The situation becomes dramatically different when women have reproductive choice. Now this genetic factor has a profound effect on fertility: Whereas every woman used to have 7 kids for reasons outside her control, now most women have 0.7 and a woman with a high maternal desire has 3 or 4.
It's like the white/black moth example: put an organism into the right environment with the right selective pressures, and evolution happens very, very quickly. Throughout human history we've never really selected for women with a high innate desire for kids, because they didn't have much of a choice. Now they do, and the selective pressure will be extremely high. Expect that within a few hundred years, women (and men) who have a higher innate desire for children will be much larger share of the population.
(1) This post is about "insular fertile subcultures" (Orthodox Jews, Amish) which is not what we normally think of as communism, so you've chosen a clickbait title. You mention that state industrial communism was *not* successful at increasing fertility.

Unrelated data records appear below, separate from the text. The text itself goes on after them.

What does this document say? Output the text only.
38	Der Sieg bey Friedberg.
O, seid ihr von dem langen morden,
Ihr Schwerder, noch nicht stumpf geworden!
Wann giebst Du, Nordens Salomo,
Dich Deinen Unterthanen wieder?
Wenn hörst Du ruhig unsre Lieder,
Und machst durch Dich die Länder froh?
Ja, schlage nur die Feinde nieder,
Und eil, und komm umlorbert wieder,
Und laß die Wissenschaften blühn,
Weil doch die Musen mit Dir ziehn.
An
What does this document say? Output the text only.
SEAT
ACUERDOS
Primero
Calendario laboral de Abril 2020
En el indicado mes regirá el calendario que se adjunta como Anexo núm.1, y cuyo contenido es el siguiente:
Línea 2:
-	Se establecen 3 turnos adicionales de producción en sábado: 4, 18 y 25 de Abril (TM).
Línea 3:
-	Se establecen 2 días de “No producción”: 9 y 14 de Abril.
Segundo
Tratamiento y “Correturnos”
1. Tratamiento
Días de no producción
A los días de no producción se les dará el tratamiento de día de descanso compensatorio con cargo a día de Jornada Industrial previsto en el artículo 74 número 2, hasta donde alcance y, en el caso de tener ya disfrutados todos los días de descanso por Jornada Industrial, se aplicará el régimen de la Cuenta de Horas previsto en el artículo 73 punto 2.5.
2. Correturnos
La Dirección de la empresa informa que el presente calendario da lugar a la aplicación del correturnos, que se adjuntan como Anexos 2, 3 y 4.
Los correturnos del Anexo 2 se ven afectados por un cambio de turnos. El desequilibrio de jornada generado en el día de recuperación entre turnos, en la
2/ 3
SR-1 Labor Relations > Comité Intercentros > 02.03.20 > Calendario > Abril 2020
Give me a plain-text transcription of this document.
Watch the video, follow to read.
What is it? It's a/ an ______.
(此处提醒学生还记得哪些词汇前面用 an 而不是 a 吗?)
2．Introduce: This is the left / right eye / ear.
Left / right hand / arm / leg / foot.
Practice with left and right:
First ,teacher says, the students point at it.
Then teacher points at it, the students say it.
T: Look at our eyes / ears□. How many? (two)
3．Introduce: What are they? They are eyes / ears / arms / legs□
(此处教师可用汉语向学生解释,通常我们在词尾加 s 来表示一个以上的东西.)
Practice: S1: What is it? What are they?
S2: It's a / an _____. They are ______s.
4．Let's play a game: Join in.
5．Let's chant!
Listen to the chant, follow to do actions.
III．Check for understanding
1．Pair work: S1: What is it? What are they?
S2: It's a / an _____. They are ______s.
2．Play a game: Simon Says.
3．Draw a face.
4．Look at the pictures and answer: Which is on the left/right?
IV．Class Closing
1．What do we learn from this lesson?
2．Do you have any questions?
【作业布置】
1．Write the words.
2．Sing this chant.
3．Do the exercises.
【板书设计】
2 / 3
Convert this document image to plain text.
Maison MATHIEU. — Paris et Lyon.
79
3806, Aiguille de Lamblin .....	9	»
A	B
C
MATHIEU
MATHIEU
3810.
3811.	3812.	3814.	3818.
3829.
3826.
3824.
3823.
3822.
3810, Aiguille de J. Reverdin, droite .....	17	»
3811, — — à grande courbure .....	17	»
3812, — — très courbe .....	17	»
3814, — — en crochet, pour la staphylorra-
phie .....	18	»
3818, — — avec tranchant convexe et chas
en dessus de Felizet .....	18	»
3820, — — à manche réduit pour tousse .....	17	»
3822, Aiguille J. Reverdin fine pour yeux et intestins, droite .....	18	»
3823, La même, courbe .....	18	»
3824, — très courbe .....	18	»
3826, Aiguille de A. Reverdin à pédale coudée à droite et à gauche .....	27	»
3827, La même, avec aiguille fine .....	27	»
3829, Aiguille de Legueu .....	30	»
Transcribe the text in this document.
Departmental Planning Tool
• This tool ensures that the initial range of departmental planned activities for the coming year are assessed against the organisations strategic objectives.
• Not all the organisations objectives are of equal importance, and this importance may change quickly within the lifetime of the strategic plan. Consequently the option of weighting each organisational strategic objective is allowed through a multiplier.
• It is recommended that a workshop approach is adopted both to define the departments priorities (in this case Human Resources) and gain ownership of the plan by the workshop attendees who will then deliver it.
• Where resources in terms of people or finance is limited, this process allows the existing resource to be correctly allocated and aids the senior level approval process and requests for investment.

(2) You predict world population would peak in 30 years? The UN predicts a peak at 10.4 billion in the mid-2080s, which would be closer to 60 years: https://www.un.org/en/global-issues/population . The US Census Bureau https://www.census.gov/programs-surveys/popproj.html only predicts out to 2060, but predicts US population will be increasing all that time. And that's not just from immigration - the US Census Bureau predicts the "natural increase" (US births - US deaths) will also be positive, at least as far as 2060. This "natural increase" is currently positive for the US. The US Census Bureau predicts the natural increase will reach a minimum of around 400,000 net lives per year around 2050 and then begin to *increase* again, picking up speed, due to shift towards more fertile demographics.
(3) We can't project population estimates hundreds of years into the future. Literally anything could happen in that time. Climate catastrophe, running out of oil, running out of forests, nuclear war, AI apocalypse, engineered super-plague, genetic engineering and cloning of humans, extreme lifespan extension.
(4) Low-tech farming communities can only succeed as long as they have high-tech allies to protect them. Otherwise, high-tech enemies will take their land. Just reproducing a lot is useless in the face of a superior technological foe.
(5) If low fertility results from a genetically-programmed belief that we could be kings and queens and need to get status and power before children, we should see a strong selection pressure for people who *don't* happen to have the genes driving that behavior. This selection pressure would result in a more fertile general population without the need for fertile insular subcultures.
(6) Earth is probably already at a human population too high to sustain in the long-term. It will have to go down sometime, when the resources start running out. Better that it come down by lack of reproduction, than that it come down by mass starvation or war.
But I agree that fertile insular subcultures are likely to continue to increase in population, at least for the next few decades.